International Prices - Prime central London property hits record growth streak

Results for January 2014

  • Annual growth of 7.8% in January
  • January 2014 marks record 39 months of consecutive growth
  • Prime central London index has risen 135% over last decade
  • Growth was stronger in the runup to the financial crash than the more recent recovery phase
  • 2013 sales volumes jump as appeal widens beyond ‘safe haven’ investment

Prime central London property has outperformed many other investments over the last decade. Growth is slowing as it breaks a record for consecutive monthly rises, but a jump in transactions suggests its appeal is widening beyond a ‘safe haven’ investment, says Tom Bill.

Ten years ago this month Knight Frank began producing the prime central London index on a monthly basis.

The index has risen 135% since January 2004, when interest rates were 3.75%, the third Lord of the Rings film topped the UK box office and £1 million bought you a two-bedroom flat on the upper floor of a converted building on a garden square in Knightsbridge.

Today, £1 million would buy a basementlevel studio flat on the same square.

Such strong growth has been most recently linked to central London’s reputation as a safe haven in the aftermath of the financial crisis and during periods of global political instability, including the Arab Spring.

In fact, growth was 86% in the buoyant years between the start of 2004 and the pre-crash peak in March 2008, higher than the 65% rise since the post-Lehman Brothers low in March 2009 when London property gained its status as a defensive investment.
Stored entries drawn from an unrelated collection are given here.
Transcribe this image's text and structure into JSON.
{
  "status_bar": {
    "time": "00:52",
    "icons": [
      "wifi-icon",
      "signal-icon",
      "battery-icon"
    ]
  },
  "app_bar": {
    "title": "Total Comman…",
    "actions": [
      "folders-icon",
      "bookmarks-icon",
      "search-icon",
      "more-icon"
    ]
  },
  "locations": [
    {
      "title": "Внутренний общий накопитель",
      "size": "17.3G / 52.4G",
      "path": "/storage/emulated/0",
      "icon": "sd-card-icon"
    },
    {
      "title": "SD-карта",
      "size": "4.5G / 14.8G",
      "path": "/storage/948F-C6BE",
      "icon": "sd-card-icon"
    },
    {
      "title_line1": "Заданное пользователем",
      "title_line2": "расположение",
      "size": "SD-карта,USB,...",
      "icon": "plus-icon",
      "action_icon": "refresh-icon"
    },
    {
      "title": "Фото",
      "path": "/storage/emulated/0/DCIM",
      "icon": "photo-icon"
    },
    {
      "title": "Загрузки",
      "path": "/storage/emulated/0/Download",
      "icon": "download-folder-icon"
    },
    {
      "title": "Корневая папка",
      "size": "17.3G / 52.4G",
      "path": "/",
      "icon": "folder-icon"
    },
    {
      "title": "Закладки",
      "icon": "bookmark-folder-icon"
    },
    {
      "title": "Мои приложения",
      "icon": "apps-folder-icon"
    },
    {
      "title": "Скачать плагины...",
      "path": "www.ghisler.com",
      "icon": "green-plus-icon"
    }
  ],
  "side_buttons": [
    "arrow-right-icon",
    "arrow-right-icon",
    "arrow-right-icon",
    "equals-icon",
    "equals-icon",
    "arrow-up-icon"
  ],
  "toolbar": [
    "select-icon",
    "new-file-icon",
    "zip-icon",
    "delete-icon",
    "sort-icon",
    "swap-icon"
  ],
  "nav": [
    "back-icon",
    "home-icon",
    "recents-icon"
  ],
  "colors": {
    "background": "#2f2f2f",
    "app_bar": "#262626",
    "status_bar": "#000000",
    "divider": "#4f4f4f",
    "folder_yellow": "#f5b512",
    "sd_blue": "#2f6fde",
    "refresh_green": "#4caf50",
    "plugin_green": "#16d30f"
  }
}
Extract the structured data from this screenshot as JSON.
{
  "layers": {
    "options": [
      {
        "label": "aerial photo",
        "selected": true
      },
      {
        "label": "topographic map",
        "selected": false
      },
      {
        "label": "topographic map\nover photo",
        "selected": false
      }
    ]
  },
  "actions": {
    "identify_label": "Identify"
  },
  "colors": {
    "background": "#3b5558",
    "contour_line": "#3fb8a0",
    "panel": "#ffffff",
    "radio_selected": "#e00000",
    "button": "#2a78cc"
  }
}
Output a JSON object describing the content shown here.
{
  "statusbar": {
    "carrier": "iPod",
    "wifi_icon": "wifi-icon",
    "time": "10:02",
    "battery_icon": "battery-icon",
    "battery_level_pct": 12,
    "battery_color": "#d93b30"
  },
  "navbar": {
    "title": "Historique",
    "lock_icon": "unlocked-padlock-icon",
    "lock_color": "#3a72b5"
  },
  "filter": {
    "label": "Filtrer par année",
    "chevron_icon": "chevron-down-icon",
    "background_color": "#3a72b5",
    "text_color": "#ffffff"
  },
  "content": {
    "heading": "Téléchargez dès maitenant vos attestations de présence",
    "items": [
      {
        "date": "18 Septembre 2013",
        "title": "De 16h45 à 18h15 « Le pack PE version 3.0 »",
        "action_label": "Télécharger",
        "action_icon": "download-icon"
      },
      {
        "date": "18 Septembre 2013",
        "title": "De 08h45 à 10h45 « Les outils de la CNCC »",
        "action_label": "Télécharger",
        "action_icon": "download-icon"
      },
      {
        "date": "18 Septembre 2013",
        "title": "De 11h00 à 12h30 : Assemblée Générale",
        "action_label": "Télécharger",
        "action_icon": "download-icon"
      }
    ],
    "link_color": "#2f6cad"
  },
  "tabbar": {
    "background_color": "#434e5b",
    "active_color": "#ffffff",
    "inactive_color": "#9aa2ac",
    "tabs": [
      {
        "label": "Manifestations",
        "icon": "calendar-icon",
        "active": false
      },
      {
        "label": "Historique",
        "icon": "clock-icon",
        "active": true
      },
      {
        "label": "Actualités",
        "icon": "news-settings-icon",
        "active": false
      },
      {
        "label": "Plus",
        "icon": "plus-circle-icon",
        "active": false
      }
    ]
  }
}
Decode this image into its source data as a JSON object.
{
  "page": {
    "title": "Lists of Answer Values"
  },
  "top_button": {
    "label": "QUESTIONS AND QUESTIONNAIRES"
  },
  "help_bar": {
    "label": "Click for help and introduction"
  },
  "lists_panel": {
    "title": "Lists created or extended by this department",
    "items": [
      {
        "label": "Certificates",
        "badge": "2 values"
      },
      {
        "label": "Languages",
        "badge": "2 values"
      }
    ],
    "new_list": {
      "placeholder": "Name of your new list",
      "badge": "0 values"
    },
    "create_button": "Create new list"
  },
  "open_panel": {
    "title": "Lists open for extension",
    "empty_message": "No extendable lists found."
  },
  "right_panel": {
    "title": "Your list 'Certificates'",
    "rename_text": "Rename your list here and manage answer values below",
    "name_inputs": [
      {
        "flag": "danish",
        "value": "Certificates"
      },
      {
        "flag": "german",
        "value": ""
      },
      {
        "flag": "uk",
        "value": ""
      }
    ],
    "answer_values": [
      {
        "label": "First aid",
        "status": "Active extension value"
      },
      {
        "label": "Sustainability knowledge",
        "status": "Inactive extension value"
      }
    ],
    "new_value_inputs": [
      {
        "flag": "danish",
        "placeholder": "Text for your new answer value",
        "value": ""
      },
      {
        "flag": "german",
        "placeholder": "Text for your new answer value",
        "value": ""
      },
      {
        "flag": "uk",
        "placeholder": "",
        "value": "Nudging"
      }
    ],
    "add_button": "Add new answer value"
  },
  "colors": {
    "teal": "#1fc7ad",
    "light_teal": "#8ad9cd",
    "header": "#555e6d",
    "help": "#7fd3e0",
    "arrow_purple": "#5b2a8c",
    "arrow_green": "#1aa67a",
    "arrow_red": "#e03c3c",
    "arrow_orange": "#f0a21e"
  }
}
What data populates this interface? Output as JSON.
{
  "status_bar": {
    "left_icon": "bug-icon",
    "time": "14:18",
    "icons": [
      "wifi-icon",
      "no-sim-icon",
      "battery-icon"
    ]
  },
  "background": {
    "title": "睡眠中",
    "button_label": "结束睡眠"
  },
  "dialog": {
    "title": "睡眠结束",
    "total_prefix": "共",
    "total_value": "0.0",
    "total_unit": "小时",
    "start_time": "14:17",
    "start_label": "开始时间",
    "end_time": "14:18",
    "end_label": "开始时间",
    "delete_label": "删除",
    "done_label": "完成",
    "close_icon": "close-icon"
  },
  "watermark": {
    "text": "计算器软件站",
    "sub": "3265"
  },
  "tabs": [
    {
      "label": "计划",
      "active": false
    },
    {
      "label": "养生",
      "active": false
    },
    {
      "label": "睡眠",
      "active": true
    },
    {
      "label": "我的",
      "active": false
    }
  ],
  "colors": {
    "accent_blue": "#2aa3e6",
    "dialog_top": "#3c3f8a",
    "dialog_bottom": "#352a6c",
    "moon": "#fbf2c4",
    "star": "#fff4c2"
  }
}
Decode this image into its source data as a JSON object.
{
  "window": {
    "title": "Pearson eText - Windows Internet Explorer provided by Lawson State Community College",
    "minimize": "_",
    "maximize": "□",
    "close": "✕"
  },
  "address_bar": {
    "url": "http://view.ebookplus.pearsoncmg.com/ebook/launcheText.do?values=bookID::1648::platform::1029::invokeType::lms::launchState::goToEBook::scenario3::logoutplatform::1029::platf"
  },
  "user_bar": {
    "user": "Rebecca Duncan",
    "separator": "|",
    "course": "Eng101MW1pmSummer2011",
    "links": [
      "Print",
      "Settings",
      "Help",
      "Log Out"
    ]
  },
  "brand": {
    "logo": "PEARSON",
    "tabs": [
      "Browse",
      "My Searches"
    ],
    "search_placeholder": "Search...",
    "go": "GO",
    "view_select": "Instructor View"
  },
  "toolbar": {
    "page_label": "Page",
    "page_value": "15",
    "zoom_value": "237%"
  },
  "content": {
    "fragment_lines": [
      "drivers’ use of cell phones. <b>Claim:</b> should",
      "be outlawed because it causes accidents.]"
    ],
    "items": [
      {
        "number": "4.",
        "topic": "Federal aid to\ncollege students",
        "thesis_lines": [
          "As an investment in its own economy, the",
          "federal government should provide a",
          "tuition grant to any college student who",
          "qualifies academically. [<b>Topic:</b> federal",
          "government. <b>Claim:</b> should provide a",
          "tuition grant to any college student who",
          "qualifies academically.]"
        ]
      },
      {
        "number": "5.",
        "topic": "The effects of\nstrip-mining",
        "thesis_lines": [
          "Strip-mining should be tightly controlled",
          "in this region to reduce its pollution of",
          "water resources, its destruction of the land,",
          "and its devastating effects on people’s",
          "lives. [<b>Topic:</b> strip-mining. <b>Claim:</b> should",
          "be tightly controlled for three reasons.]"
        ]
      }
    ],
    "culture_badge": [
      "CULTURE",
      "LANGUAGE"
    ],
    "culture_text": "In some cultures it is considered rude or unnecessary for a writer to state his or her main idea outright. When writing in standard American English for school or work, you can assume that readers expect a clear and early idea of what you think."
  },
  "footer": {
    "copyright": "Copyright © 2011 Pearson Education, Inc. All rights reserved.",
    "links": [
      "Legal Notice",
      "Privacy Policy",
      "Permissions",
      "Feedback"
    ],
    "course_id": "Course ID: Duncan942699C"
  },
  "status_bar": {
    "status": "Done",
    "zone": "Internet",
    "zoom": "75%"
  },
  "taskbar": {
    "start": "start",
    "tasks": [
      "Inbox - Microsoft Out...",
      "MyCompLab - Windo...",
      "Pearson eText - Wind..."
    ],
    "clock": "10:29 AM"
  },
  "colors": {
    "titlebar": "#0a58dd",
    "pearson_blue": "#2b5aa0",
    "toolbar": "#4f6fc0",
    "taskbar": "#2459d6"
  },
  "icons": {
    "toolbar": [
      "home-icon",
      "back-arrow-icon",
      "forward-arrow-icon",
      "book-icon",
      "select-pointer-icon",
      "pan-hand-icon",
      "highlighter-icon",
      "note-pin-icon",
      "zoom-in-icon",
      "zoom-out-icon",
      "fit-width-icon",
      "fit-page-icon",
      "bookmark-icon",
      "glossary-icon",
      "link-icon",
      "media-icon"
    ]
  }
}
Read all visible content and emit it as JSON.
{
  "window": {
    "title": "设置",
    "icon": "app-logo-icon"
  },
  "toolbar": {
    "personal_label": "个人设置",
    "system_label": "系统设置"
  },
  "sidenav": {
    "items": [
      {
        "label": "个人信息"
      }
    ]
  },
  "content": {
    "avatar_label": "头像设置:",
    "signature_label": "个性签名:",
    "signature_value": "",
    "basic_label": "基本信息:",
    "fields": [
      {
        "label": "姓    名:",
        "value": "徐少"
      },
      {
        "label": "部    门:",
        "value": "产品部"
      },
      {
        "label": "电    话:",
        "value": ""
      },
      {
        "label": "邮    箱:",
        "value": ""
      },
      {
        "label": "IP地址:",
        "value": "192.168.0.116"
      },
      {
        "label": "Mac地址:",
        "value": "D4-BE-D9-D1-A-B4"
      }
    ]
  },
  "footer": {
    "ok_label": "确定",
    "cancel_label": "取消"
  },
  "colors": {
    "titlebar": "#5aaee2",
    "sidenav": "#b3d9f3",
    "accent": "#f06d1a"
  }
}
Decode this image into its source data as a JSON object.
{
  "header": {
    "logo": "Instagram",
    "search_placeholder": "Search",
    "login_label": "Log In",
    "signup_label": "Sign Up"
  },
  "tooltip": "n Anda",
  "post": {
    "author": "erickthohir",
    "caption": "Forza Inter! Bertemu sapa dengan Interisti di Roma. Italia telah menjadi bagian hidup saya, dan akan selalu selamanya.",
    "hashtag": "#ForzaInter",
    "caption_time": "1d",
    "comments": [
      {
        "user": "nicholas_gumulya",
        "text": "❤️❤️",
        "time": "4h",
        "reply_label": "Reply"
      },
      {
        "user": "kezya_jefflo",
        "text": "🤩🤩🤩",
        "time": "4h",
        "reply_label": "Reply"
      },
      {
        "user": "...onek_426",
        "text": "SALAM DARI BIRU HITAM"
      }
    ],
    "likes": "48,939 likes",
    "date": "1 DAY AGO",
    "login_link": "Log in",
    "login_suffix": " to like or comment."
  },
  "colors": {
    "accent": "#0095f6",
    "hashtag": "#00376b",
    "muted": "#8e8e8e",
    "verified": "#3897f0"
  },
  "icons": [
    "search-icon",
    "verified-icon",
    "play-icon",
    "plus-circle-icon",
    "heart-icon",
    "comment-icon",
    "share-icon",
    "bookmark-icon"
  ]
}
Whatever the rationale, prime central London growth eclipses the 25% registered by the Nationwide UK house price index over the same period and beats other investments, including the FTSE 100 share index, over a ten-year period marked by the largest financial crash since the Great Depression. On page two, we examine the rise in more detail and how it compares to other investments.

The prime central London index began as a quarterly benchmark in June 1976, when interest rates were 11.5% and The Omen was released in UK cinemas. Since then the index has risen by a factor of 60 with the Mayfair district leading the way. A Mayfair house worth £345,186 (the current London average) in 1976 would now be worth £23.6 million.

The other milestone reached this January is that it marks a record 39 months of consecutive growth, the longest such period in the last decade.

Monthly growth in January was 0.4%, which took the annual increase to 7.8%. It is the highest annual growth figure since March last year but lower than the 11.9% recorded in January 2011 or 10.3% in the same month in 2010.

PRIME CENTRAL LONDON APPEAL WIDENS BEYOND A SAFE HAVEN

Price growth has slowed in prime central London as buyers and sellers digest a recent series of tax changes but a 37% increase in transactions last year shows more people are spending more money in prime central London as global economic threats recede.

The rise is due to a growing sense of medium to long-term confidence and a property market evolving beyond its safe haven status as signs of economic growth return to the UK.

Transactions increased across all price bands, including a 33% jump between £1 million to £2 million, 88% between £4 million and £5 million and 42% for £10 million-plus homes.

A growth in the number of UK-domiciled buyers also underlined how prime central London was less reliant on overseas capital flight. They accounted for 74% of deals last year compared to 68% in 2011. At the same time the number of European buyers fell from 16% to 11% last year and there were no Greek-domiciled buyers in 2013 for the first time in four years.

Source: Knight Frank Residential Research

RESIDENTIAL RESEARCH

Tom Bill - Associate, Residential Research

+44 20 7861 1492

[email protected]

PRESS OFFICE

Daisy Ziegler

+44 20 7861 1031

[email protected]

The Knight Frank Prime Central London Index, established in 1976, is the longest running and most comprehensive index covering the prime central London residential marketplace. The index is based on a repeat valuation methodology that tracks capital values of prime central London residential property. ‘Prime central London’ is defined in the index as covering: Belgravia, Chelsea, Hyde Park, Islington, Kensington, Knightsbridge, Marylebone, Mayfair, Notting Hill, Regent’s Park, St John’s Wood, Riverside* the City and the City Fringe. ‘Prime London’ comprises all areas in prime central London, as well as Canary Wharf, Fulham, Hampstead, Richmond, Wandsworth, Wapping and Wimbledon.